ELBAZ DIAMONDS ARE FOREVER

Alber Elbaz est décédé de la COVID-19, et cela a été confirmé par le groupe Richemont, son partenaire dans « AZ Factory », sa première et dernière propre entreprise de mode. Il avait la réputation bien méritée d’être l’une des figures, les plus brillantes et les plus aimées de l’industrie. J’ai toujours été impressionné par son intelligence, sa sensibilité, sa générosité et sa créativité débridée. C’était un homme d’une chaleur et d’un talent rare, et sa vision singulière alliée à son sens de la beauté laisseront une impression indélébile dans ce petit monde exsangue de nouveaux talents, mais regorgeant, par contre, de faux talents florentins mystificateurs.

Il a collaboré et tenu à bout de bras la maison Lanvin pendant quinze ans, et, à l’arrivée d’une humaine de contrefaçon, furie non par nature mais par entrainement, quittera la maison pour que celle-ci, d’ailleurs, s’écroule après son départ, et pas étonnant que les chinoises soient si nombreuses dans la mode car leurs diaphragmes sont « Made in China ».
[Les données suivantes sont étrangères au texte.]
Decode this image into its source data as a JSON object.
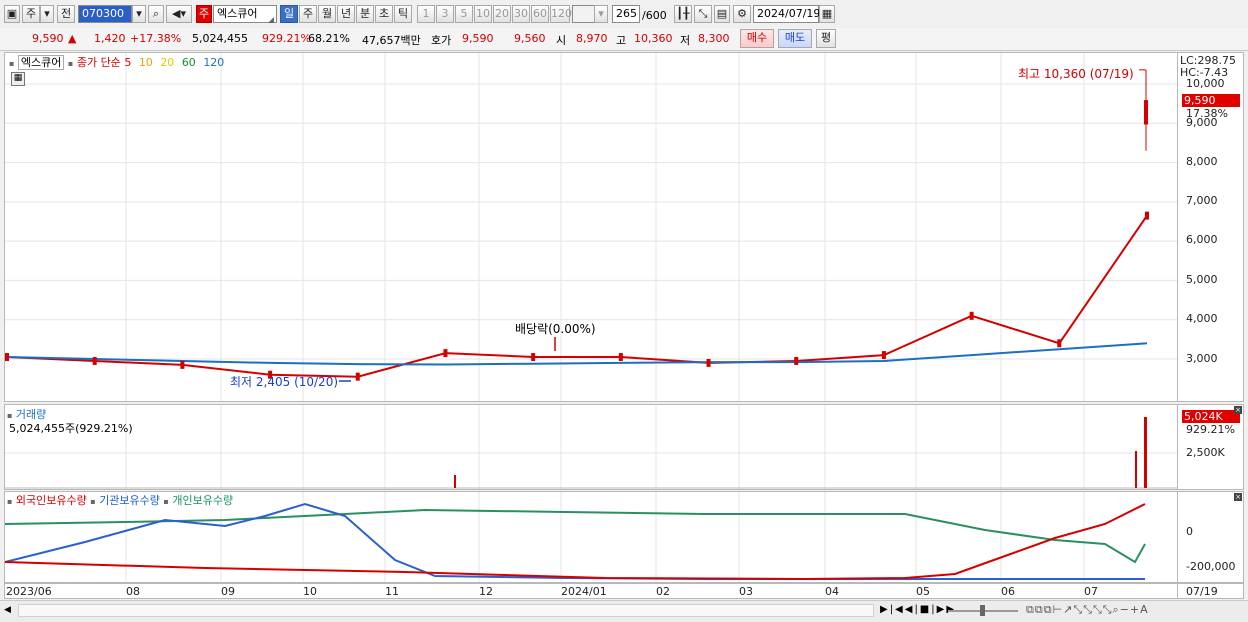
{
  "toolbar": {
    "market": "주",
    "prev": "전",
    "code": "070300",
    "stock_badge": "주",
    "stock_name": "엑스큐어",
    "periods": [
      "일",
      "주",
      "월",
      "년",
      "분",
      "초",
      "틱"
    ],
    "intervals": [
      "1",
      "3",
      "5",
      "10",
      "20",
      "30",
      "60",
      "120"
    ],
    "count_current": "265",
    "count_total": "/600",
    "date": "2024/07/19"
  },
  "quote": {
    "price": "9,590",
    "change": "1,420",
    "change_pct": "+17.38%",
    "volume": "5,024,455",
    "volume_ratio": "929.21%",
    "turnover": "68.21%",
    "amount": "47,657백만",
    "hoga_label": "호가",
    "ask": "9,590",
    "bid": "9,560",
    "open_label": "시",
    "open": "8,970",
    "high_label": "고",
    "high": "10,360",
    "low_label": "저",
    "low": "8,300",
    "buy": "매수",
    "sell": "매도",
    "eval": "평"
  },
  "price_chart": {
    "legend_name": "엑스큐어",
    "legend_type": "종가 단순",
    "ma_labels": [
      "5",
      "10",
      "20",
      "60",
      "120"
    ],
    "ma_colors": [
      "#d40000",
      "#e8a000",
      "#e8e000",
      "#1a9030",
      "#1a70c0"
    ],
    "lc": "LC:298.75",
    "hc": "HC:-7.43",
    "current_tag": "9,590",
    "current_pct": "17.38%",
    "high_annot": "최고 10,360 (07/19)",
    "low_annot": "최저 2,405 (10/20)",
    "dividend_annot": "배당락(0.00%)",
    "y_ticks": [
      "10,000",
      "9,000",
      "8,000",
      "7,000",
      "6,000",
      "5,000",
      "4,000",
      "3,000"
    ]
  },
  "volume_chart": {
    "title": "거래량",
    "value": "5,024,455주(929.21%)",
    "tag": "5,024K",
    "tag_pct": "929.21%",
    "y_tick": "2,500K"
  },
  "holdings_chart": {
    "legend": [
      "외국인보유수량",
      "기관보유수량",
      "개인보유수량"
    ],
    "y_ticks": [
      "0",
      "-200,000"
    ]
  },
  "x_axis": {
    "labels": [
      "2023/06",
      "08",
      "09",
      "10",
      "11",
      "12",
      "2024/01",
      "02",
      "03",
      "04",
      "05",
      "06",
      "07"
    ],
    "right_label": "07/19"
  },
  "chart_data": {
    "type": "line",
    "title": "엑스큐어",
    "ylabel": "",
    "ylim": [
      2000,
      10600
    ],
    "x": [
      "2023/06",
      "08",
      "09",
      "10",
      "11",
      "12",
      "2024/01",
      "02",
      "03",
      "04",
      "05",
      "06",
      "07",
      "07/19"
    ],
    "series": [
      {
        "name": "5",
        "values": [
          3050,
          2950,
          2850,
          2600,
          2550,
          3150,
          3050,
          3050,
          2900,
          2950,
          3100,
          4100,
          3400,
          6650
        ]
      },
      {
        "name": "120",
        "values": [
          3050,
          3000,
          2950,
          2900,
          2870,
          2860,
          2880,
          2900,
          2920,
          2920,
          2950,
          3100,
          3250,
          3400
        ]
      }
    ],
    "annotations": [
      "최고 10,360 (07/19)",
      "최저 2,405 (10/20)",
      "배당락(0.00%)"
    ]
  }
}
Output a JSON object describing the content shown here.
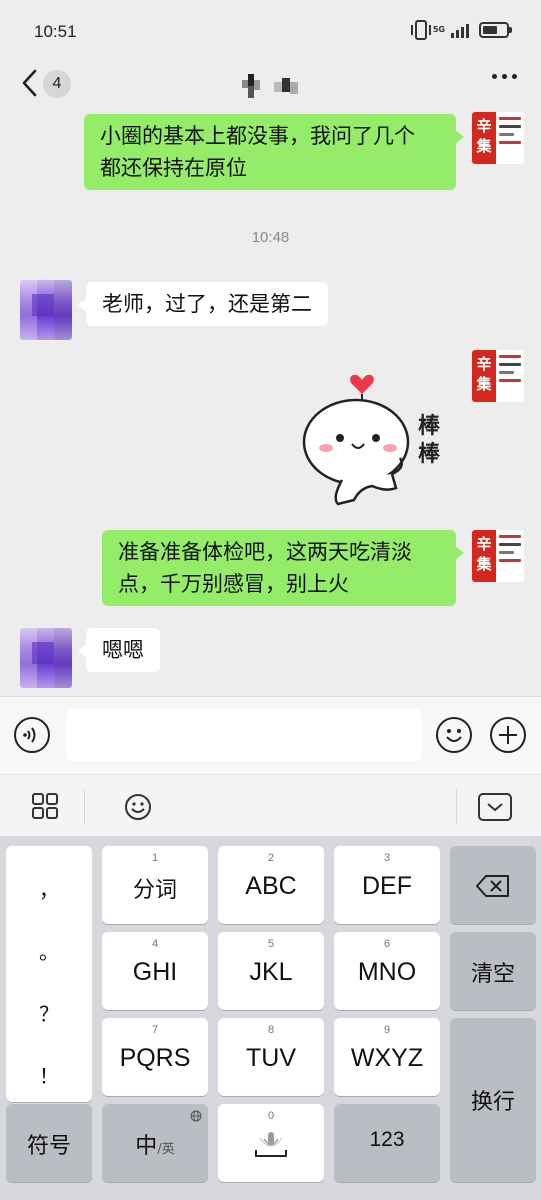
{
  "status_bar": {
    "time": "10:51",
    "network": "5G",
    "battery_level": 0.65
  },
  "header": {
    "unread_count": "4"
  },
  "messages": [
    {
      "from": "me",
      "text_line1": "小圈的基本上都没事，我问了几个",
      "text_line2": "都还保持在原位"
    },
    {
      "timestamp": "10:48"
    },
    {
      "from": "them",
      "text": "老师，过了，还是第二"
    },
    {
      "from": "me",
      "sticker_text": "棒棒"
    },
    {
      "from": "me",
      "text_line1": "准备准备体检吧，这两天吃清淡",
      "text_line2": "点，千万别感冒，别上火"
    },
    {
      "from": "them",
      "text": "嗯嗯"
    }
  ],
  "avatar_me": {
    "glyphs": "辛集"
  },
  "keyboard": {
    "punct": [
      "，",
      "。",
      "？",
      "！"
    ],
    "row1": [
      {
        "num": "1",
        "label": "分词"
      },
      {
        "num": "2",
        "label": "ABC"
      },
      {
        "num": "3",
        "label": "DEF"
      }
    ],
    "row2": [
      {
        "num": "4",
        "label": "GHI"
      },
      {
        "num": "5",
        "label": "JKL"
      },
      {
        "num": "6",
        "label": "MNO"
      }
    ],
    "row3": [
      {
        "num": "7",
        "label": "PQRS"
      },
      {
        "num": "8",
        "label": "TUV"
      },
      {
        "num": "9",
        "label": "WXYZ"
      }
    ],
    "clear": "清空",
    "enter": "换行",
    "symbols": "符号",
    "lang_main": "中",
    "lang_alt": "/英",
    "space_num": "0",
    "numbers": "123"
  },
  "colors": {
    "my_bubble": "#95ec69",
    "their_bubble": "#ffffff",
    "background": "#ededed"
  }
}
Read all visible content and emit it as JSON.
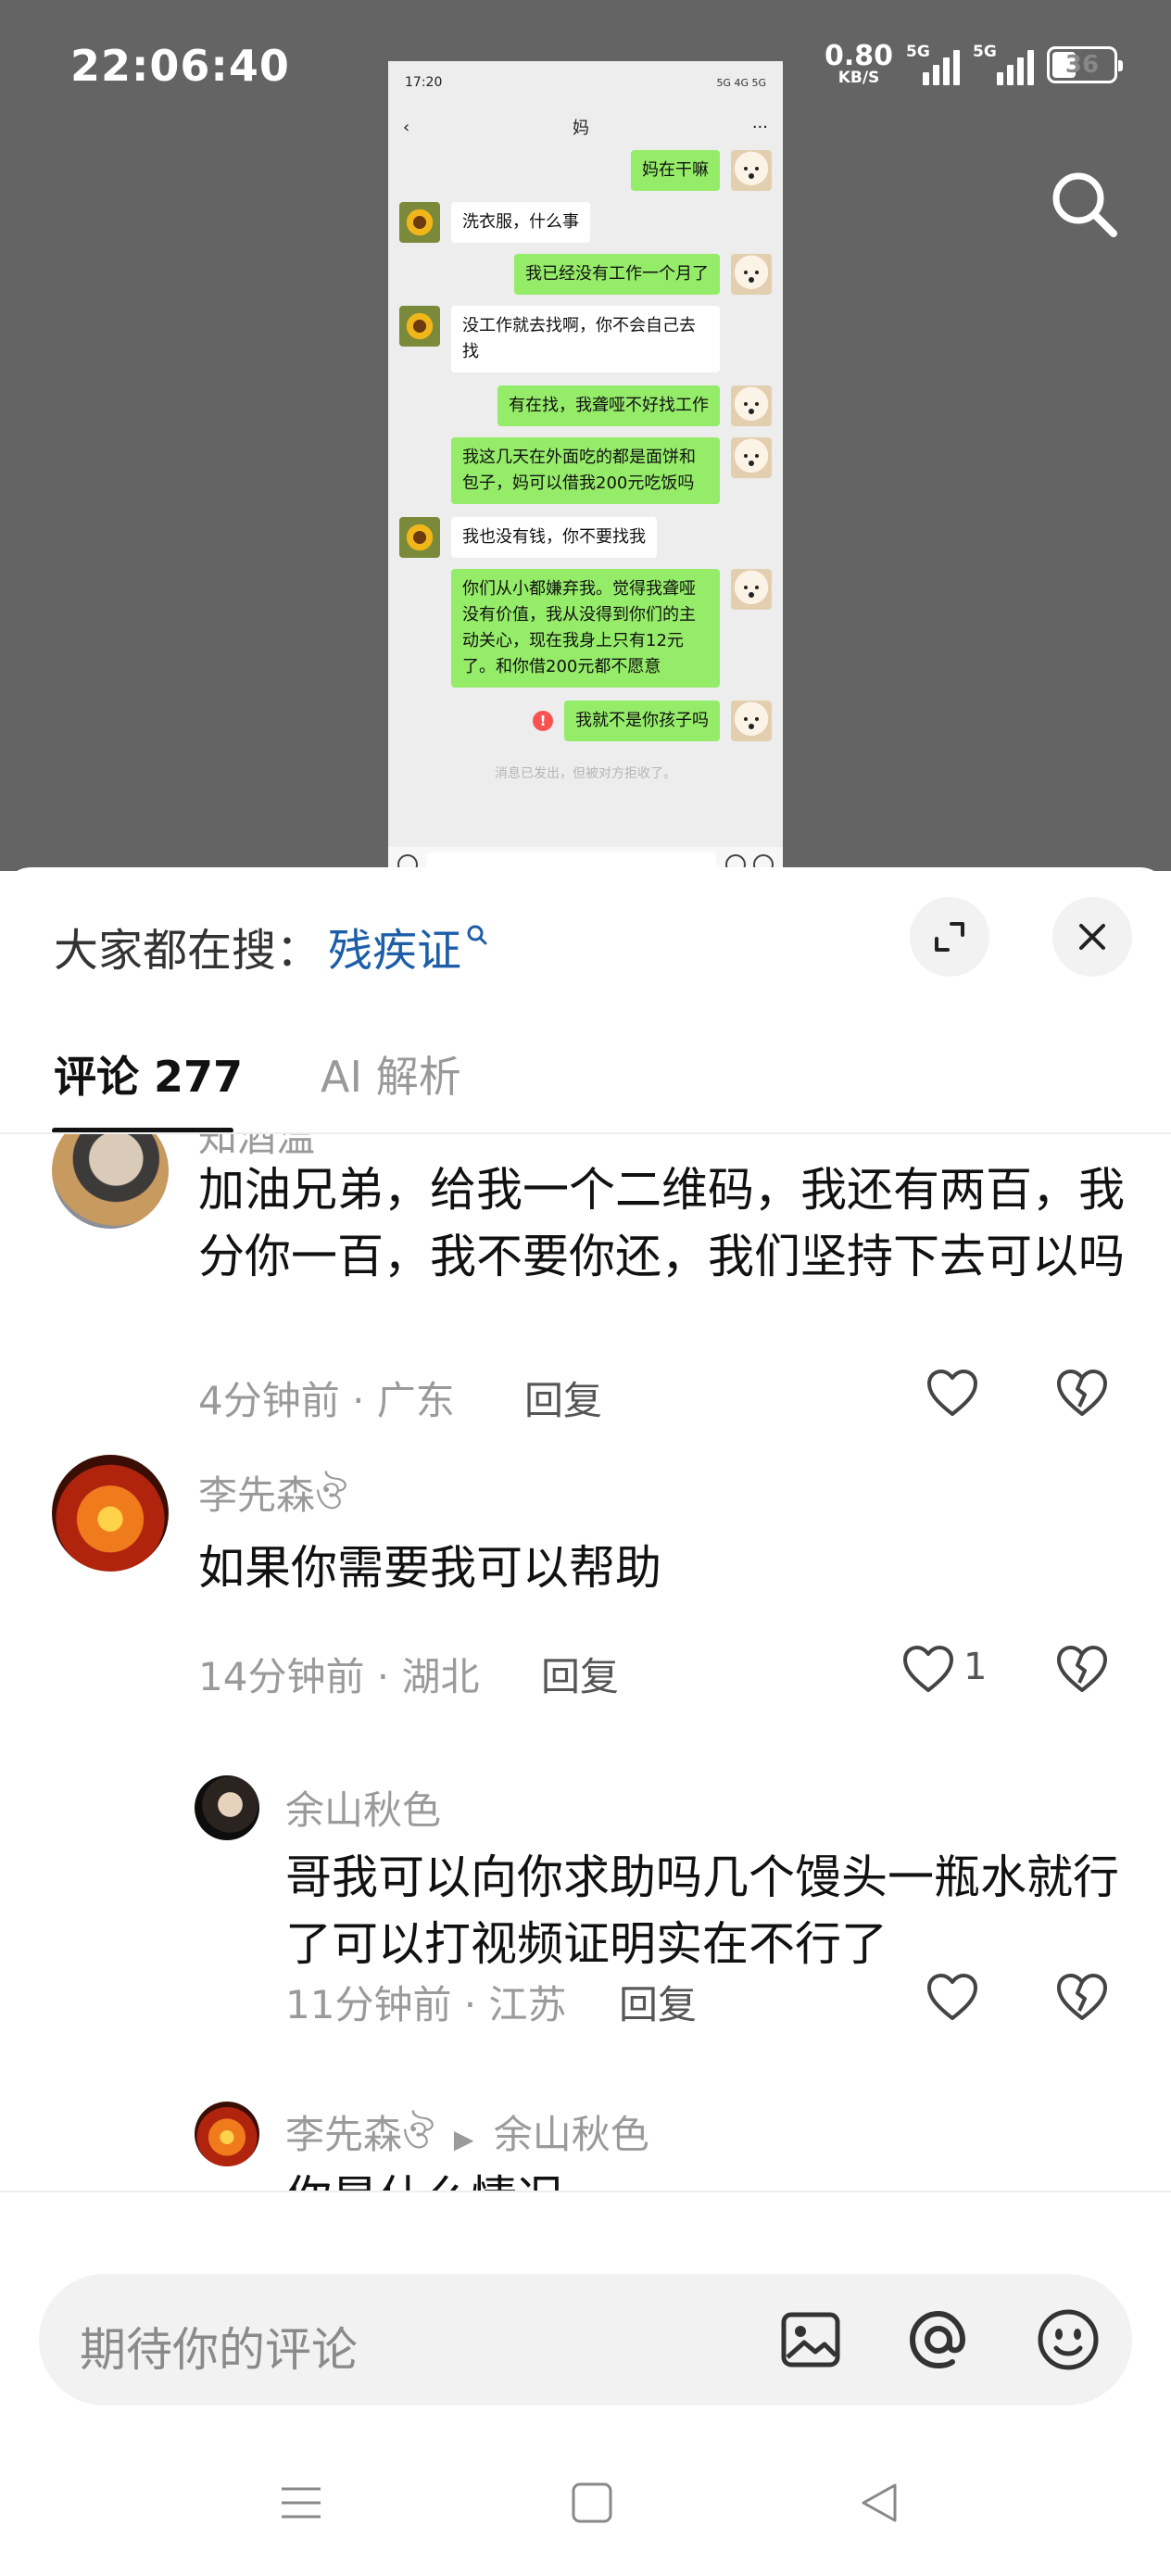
{
  "status_bar": {
    "time": "22:06:40",
    "net_speed": "0.80",
    "net_unit": "KB/S",
    "signal1_tag": "5G",
    "signal2_tag": "5G",
    "battery_level": "36"
  },
  "chat_screenshot": {
    "status_time": "17:20",
    "status_icons": "5G 4G 5G",
    "title": "妈",
    "more": "···",
    "messages": [
      {
        "side": "right",
        "text": "妈在干嘛"
      },
      {
        "side": "left",
        "text": "洗衣服，什么事"
      },
      {
        "side": "right",
        "text": "我已经没有工作一个月了"
      },
      {
        "side": "left",
        "text": "没工作就去找啊，你不会自己去找"
      },
      {
        "side": "right",
        "text": "有在找，我聋哑不好找工作"
      },
      {
        "side": "right",
        "text": "我这几天在外面吃的都是面饼和包子，妈可以借我200元吃饭吗"
      },
      {
        "side": "left",
        "text": "我也没有钱，你不要找我"
      },
      {
        "side": "right",
        "text": "你们从小都嫌弃我。觉得我聋哑没有价值，我从没得到你们的主动关心，现在我身上只有12元了。和你借200元都不愿意"
      },
      {
        "side": "right",
        "text": "我就不是你孩子吗",
        "error": "!"
      }
    ],
    "system_note": "消息已发出，但被对方拒收了。"
  },
  "sheet": {
    "hot_search_label": "大家都在搜：",
    "hot_search_keyword": "残疾证",
    "tabs": [
      {
        "label": "评论 277",
        "active": true
      },
      {
        "label": "AI 解析",
        "active": false
      }
    ]
  },
  "comments": [
    {
      "name": "知酒温",
      "text": "加油兄弟，给我一个二维码，我还有两百，我分你一百，我不要你还，我们坚持下去可以吗",
      "meta": "4分钟前 · 广东",
      "reply": "回复",
      "likes": ""
    },
    {
      "name": "李先森ঔ",
      "text": "如果你需要我可以帮助",
      "meta": "14分钟前 · 湖北",
      "reply": "回复",
      "likes": "1"
    },
    {
      "name": "余山秋色",
      "text": "哥我可以向你求助吗几个馒头一瓶水就行了可以打视频证明实在不行了",
      "meta": "11分钟前 · 江苏",
      "reply": "回复",
      "likes": ""
    },
    {
      "name": "李先森ঔ",
      "reply_to": "余山秋色",
      "text": "你是什么情况"
    }
  ],
  "input": {
    "placeholder": "期待你的评论"
  },
  "icons": {
    "search": "search-icon",
    "expand": "expand-icon",
    "close": "close-icon",
    "like": "heart-icon",
    "unlike": "broken-heart-icon",
    "image": "image-icon",
    "mention": "at-icon",
    "emoji": "emoji-icon"
  }
}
Né au Maroc, élevé et éduqué en Israël, le créateur s’était installé à New York au milieu des années 1980. Il a atterri chez Geoffrey Beene, dont il a été l’assistant principal pendant sept ans par hasard. L’histoire raconte que Ralph Toledano l’aurait découvert mais, en réalité, c’est Alber qui a découvert Ralph Toledano, et celui-ci lui demande de diriger Guy Laroche à Paris en 1996. C’est ce qui le fait sortir de l’anonyme, un passage qui lui a valu les éloges de la presse internationale, et quand il a succédé à la légende de la couture, Yves Saint Laurent, pour la ligne « Rive Gauche », sa figure drolatique et fantasque devient comme Karl un logo vivant.

Après trois saisons, Elbaz avait été licencié à la suite du rachat d’YSL par le groupe Gucci, Tom Ford reprenant les rênes du design. Il est revenu sous la houlette du petit monde merveilleux de la mode en janvier dernier, lors de la semaine de la couture à Paris, mais il ne voulait pas parler de retour.

Dans un mini-film humoristique, il a dévoilé trois « projets », dont des robes moulantes baptisées « My Body » qui ont été immédiatement mises en vente sur le site « AZ Factory », sur « Net-a-porter.com », le site de vente en ligne appartenant à Richemont. Les éléments clés du projet « AZ Factory » sont les tissus « intelligents » de pointe, un nouveau modèle commercial axé sur des projets plutôt que sur des collections. Le groupe Canal-Luxe présente ses condoléances à sa famille.